2 | みんなでよく近所の公園に散歩に行っていた。大きな公園で、遊具場ではたくさんの子ども達が遊んでいる公園だ。
3 | 小学校には給食室があって、給食センターからの配送ではなくそこで給食を作っていた。できたての給食はとても美味しかった。
4 | 高校の頃は、毎日、友達とダべったり、バンドの練習室に行ったり、ゲームセンターに行ったりしていた。
この後、以下のように検索をしてみる。
$ npm run select 実家
result: 夏や年末になると実家に遊びに行く。実家の家には、婆ちゃんと爺ちゃんとペットの犬が住んでいて、いつも大歓迎してくれる。
$ npm run select 近所の公園
result: みんなでよく近所の公園に散歩に行っていた。大きな公園で、遊具場ではたくさんの子ども達が遊んでいる公園だ。
$ npm run select 給食センター
result: 小学校には給食室があって、給食センターからの配送ではなくそこで給食を作っていた。できたての給食はとても美味しかった。
$ npm run select 高校の頃
result: 高校の頃は、毎日、友達とダべったり、バンドの練習室に行ったり、ゲームセンターに行ったりしていた。

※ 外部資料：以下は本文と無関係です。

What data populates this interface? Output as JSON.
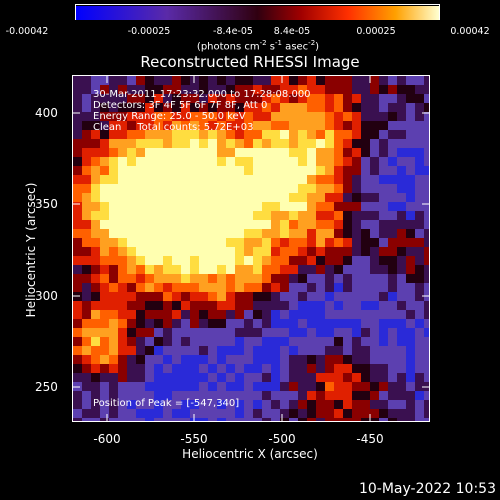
{
  "colorbar": {
    "tick_labels": [
      "-0.00042",
      "-0.00025",
      "-8.4e-05",
      "8.4e-05",
      "0.00025",
      "0.00042"
    ],
    "units": "(photons cm",
    "units_exp1": "-2",
    "units_mid": " s",
    "units_exp2": "-1",
    "units_mid2": " asec",
    "units_exp3": "-2",
    "units_end": ")"
  },
  "title": "Reconstructed RHESSI Image",
  "info": {
    "line1": "30-Mar-2011 17:23:32.000 to 17:28:08.000",
    "line2": "Detectors: 3F 4F 5F 6F 7F 8F, Att 0",
    "line3": "Energy Range: 25.0 - 50.0 keV",
    "line4": "Clean     Total counts: 5.72E+03",
    "peak": "Position of Peak = [-547,340]"
  },
  "axes": {
    "xlabel": "Heliocentric X (arcsec)",
    "ylabel": "Heliocentric Y (arcsec)",
    "xticks": [
      "-600",
      "-550",
      "-500",
      "-450"
    ],
    "yticks": [
      "400",
      "350",
      "300",
      "250"
    ]
  },
  "footer_date": "10-May-2022 10:53",
  "colors": {
    "background": "#000000",
    "foreground": "#ffffff"
  }
}
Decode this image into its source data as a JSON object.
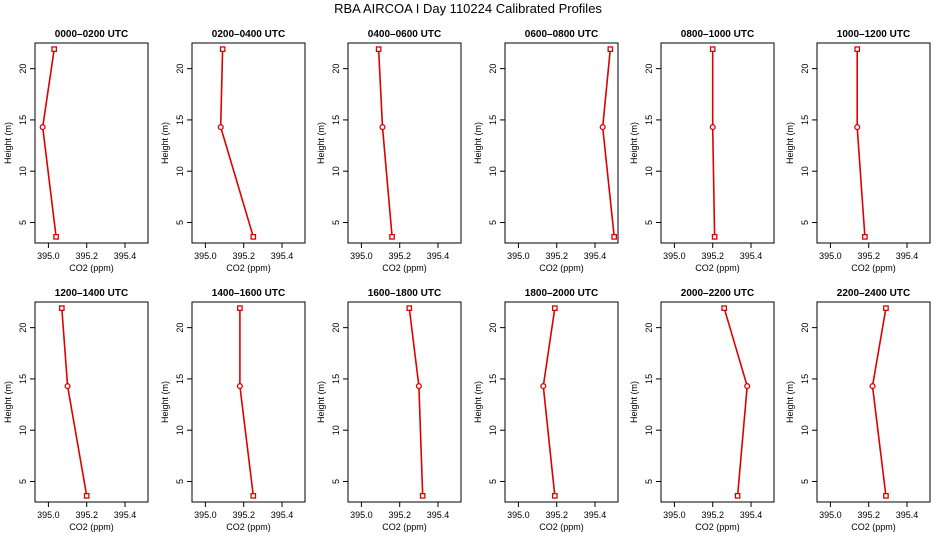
{
  "figure": {
    "title": "RBA AIRCOA I  Day 110224  Calibrated Profiles"
  },
  "colors": {
    "series": "#dd0000",
    "axis": "#000000"
  },
  "chart_data": [
    {
      "type": "line",
      "title": "0000–0200 UTC",
      "xlabel": "CO2 (ppm)",
      "ylabel": "Height (m)",
      "xlim": [
        394.93,
        395.52
      ],
      "ylim": [
        3,
        22.5
      ],
      "xticks": [
        395.0,
        395.2,
        395.4
      ],
      "xtick_labels": [
        "395.0",
        "395.2",
        "395.4"
      ],
      "yticks": [
        5,
        10,
        15,
        20
      ],
      "ytick_labels": [
        "5",
        "10",
        "15",
        "20"
      ],
      "x": [
        395.03,
        394.97,
        395.04
      ],
      "y": [
        21.9,
        14.3,
        3.6
      ],
      "grid": false,
      "legend": "none"
    },
    {
      "type": "line",
      "title": "0200–0400 UTC",
      "xlabel": "CO2 (ppm)",
      "ylabel": "Height (m)",
      "xlim": [
        394.93,
        395.52
      ],
      "ylim": [
        3,
        22.5
      ],
      "xticks": [
        395.0,
        395.2,
        395.4
      ],
      "xtick_labels": [
        "395.0",
        "395.2",
        "395.4"
      ],
      "yticks": [
        5,
        10,
        15,
        20
      ],
      "ytick_labels": [
        "5",
        "10",
        "15",
        "20"
      ],
      "x": [
        395.09,
        395.08,
        395.25
      ],
      "y": [
        21.9,
        14.3,
        3.6
      ],
      "grid": false,
      "legend": "none"
    },
    {
      "type": "line",
      "title": "0400–0600 UTC",
      "xlabel": "CO2 (ppm)",
      "ylabel": "Height (m)",
      "xlim": [
        394.93,
        395.52
      ],
      "ylim": [
        3,
        22.5
      ],
      "xticks": [
        395.0,
        395.2,
        395.4
      ],
      "xtick_labels": [
        "395.0",
        "395.2",
        "395.4"
      ],
      "yticks": [
        5,
        10,
        15,
        20
      ],
      "ytick_labels": [
        "5",
        "10",
        "15",
        "20"
      ],
      "x": [
        395.09,
        395.11,
        395.16
      ],
      "y": [
        21.9,
        14.3,
        3.6
      ],
      "grid": false,
      "legend": "none"
    },
    {
      "type": "line",
      "title": "0600–0800 UTC",
      "xlabel": "CO2 (ppm)",
      "ylabel": "Height (m)",
      "xlim": [
        394.93,
        395.52
      ],
      "ylim": [
        3,
        22.5
      ],
      "xticks": [
        395.0,
        395.2,
        395.4
      ],
      "xtick_labels": [
        "395.0",
        "395.2",
        "395.4"
      ],
      "yticks": [
        5,
        10,
        15,
        20
      ],
      "ytick_labels": [
        "5",
        "10",
        "15",
        "20"
      ],
      "x": [
        395.48,
        395.44,
        395.5
      ],
      "y": [
        21.9,
        14.3,
        3.6
      ],
      "grid": false,
      "legend": "none"
    },
    {
      "type": "line",
      "title": "0800–1000 UTC",
      "xlabel": "CO2 (ppm)",
      "ylabel": "Height (m)",
      "xlim": [
        394.93,
        395.52
      ],
      "ylim": [
        3,
        22.5
      ],
      "xticks": [
        395.0,
        395.2,
        395.4
      ],
      "xtick_labels": [
        "395.0",
        "395.2",
        "395.4"
      ],
      "yticks": [
        5,
        10,
        15,
        20
      ],
      "ytick_labels": [
        "5",
        "10",
        "15",
        "20"
      ],
      "x": [
        395.2,
        395.2,
        395.21
      ],
      "y": [
        21.9,
        14.3,
        3.6
      ],
      "grid": false,
      "legend": "none"
    },
    {
      "type": "line",
      "title": "1000–1200 UTC",
      "xlabel": "CO2 (ppm)",
      "ylabel": "Height (m)",
      "xlim": [
        394.93,
        395.52
      ],
      "ylim": [
        3,
        22.5
      ],
      "xticks": [
        395.0,
        395.2,
        395.4
      ],
      "xtick_labels": [
        "395.0",
        "395.2",
        "395.4"
      ],
      "yticks": [
        5,
        10,
        15,
        20
      ],
      "ytick_labels": [
        "5",
        "10",
        "15",
        "20"
      ],
      "x": [
        395.14,
        395.14,
        395.18
      ],
      "y": [
        21.9,
        14.3,
        3.6
      ],
      "grid": false,
      "legend": "none"
    },
    {
      "type": "line",
      "title": "1200–1400 UTC",
      "xlabel": "CO2 (ppm)",
      "ylabel": "Height (m)",
      "xlim": [
        394.93,
        395.52
      ],
      "ylim": [
        3,
        22.5
      ],
      "xticks": [
        395.0,
        395.2,
        395.4
      ],
      "xtick_labels": [
        "395.0",
        "395.2",
        "395.4"
      ],
      "yticks": [
        5,
        10,
        15,
        20
      ],
      "ytick_labels": [
        "5",
        "10",
        "15",
        "20"
      ],
      "x": [
        395.07,
        395.1,
        395.2
      ],
      "y": [
        21.9,
        14.3,
        3.6
      ],
      "grid": false,
      "legend": "none"
    },
    {
      "type": "line",
      "title": "1400–1600 UTC",
      "xlabel": "CO2 (ppm)",
      "ylabel": "Height (m)",
      "xlim": [
        394.93,
        395.52
      ],
      "ylim": [
        3,
        22.5
      ],
      "xticks": [
        395.0,
        395.2,
        395.4
      ],
      "xtick_labels": [
        "395.0",
        "395.2",
        "395.4"
      ],
      "yticks": [
        5,
        10,
        15,
        20
      ],
      "ytick_labels": [
        "5",
        "10",
        "15",
        "20"
      ],
      "x": [
        395.18,
        395.18,
        395.25
      ],
      "y": [
        21.9,
        14.3,
        3.6
      ],
      "grid": false,
      "legend": "none"
    },
    {
      "type": "line",
      "title": "1600–1800 UTC",
      "xlabel": "CO2 (ppm)",
      "ylabel": "Height (m)",
      "xlim": [
        394.93,
        395.52
      ],
      "ylim": [
        3,
        22.5
      ],
      "xticks": [
        395.0,
        395.2,
        395.4
      ],
      "xtick_labels": [
        "395.0",
        "395.2",
        "395.4"
      ],
      "yticks": [
        5,
        10,
        15,
        20
      ],
      "ytick_labels": [
        "5",
        "10",
        "15",
        "20"
      ],
      "x": [
        395.25,
        395.3,
        395.32
      ],
      "y": [
        21.9,
        14.3,
        3.6
      ],
      "grid": false,
      "legend": "none"
    },
    {
      "type": "line",
      "title": "1800–2000 UTC",
      "xlabel": "CO2 (ppm)",
      "ylabel": "Height (m)",
      "xlim": [
        394.93,
        395.52
      ],
      "ylim": [
        3,
        22.5
      ],
      "xticks": [
        395.0,
        395.2,
        395.4
      ],
      "xtick_labels": [
        "395.0",
        "395.2",
        "395.4"
      ],
      "yticks": [
        5,
        10,
        15,
        20
      ],
      "ytick_labels": [
        "5",
        "10",
        "15",
        "20"
      ],
      "x": [
        395.19,
        395.13,
        395.19
      ],
      "y": [
        21.9,
        14.3,
        3.6
      ],
      "grid": false,
      "legend": "none"
    },
    {
      "type": "line",
      "title": "2000–2200 UTC",
      "xlabel": "CO2 (ppm)",
      "ylabel": "Height (m)",
      "xlim": [
        394.93,
        395.52
      ],
      "ylim": [
        3,
        22.5
      ],
      "xticks": [
        395.0,
        395.2,
        395.4
      ],
      "xtick_labels": [
        "395.0",
        "395.2",
        "395.4"
      ],
      "yticks": [
        5,
        10,
        15,
        20
      ],
      "ytick_labels": [
        "5",
        "10",
        "15",
        "20"
      ],
      "x": [
        395.26,
        395.38,
        395.33
      ],
      "y": [
        21.9,
        14.3,
        3.6
      ],
      "grid": false,
      "legend": "none"
    },
    {
      "type": "line",
      "title": "2200–2400 UTC",
      "xlabel": "CO2 (ppm)",
      "ylabel": "Height (m)",
      "xlim": [
        394.93,
        395.52
      ],
      "ylim": [
        3,
        22.5
      ],
      "xticks": [
        395.0,
        395.2,
        395.4
      ],
      "xtick_labels": [
        "395.0",
        "395.2",
        "395.4"
      ],
      "yticks": [
        5,
        10,
        15,
        20
      ],
      "ytick_labels": [
        "5",
        "10",
        "15",
        "20"
      ],
      "x": [
        395.29,
        395.22,
        395.29
      ],
      "y": [
        21.9,
        14.3,
        3.6
      ],
      "grid": false,
      "legend": "none"
    }
  ]
}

こんな感じで一部のワードから類似したものを持ってきてくれるようだ。
例えば、ワードを変えて以下のようにしても良い感じに近いものを持ってきてくれる
$ npm run select バンドとゲームセンター
result: 高校の頃は、毎日、友達とダべったり、バンドの練習室に行ったり、ゲームセンターに行ったりしていた。
これで、OpenAIで発生する揺らぎを良い感じに吸収してくれるということだろう。
OpenAIのFunction CallingのFunctionで、今回作った検索の処理を動かしてあげれば、カスタマイズした外部記憶をAIに与えることができるようになるということだ。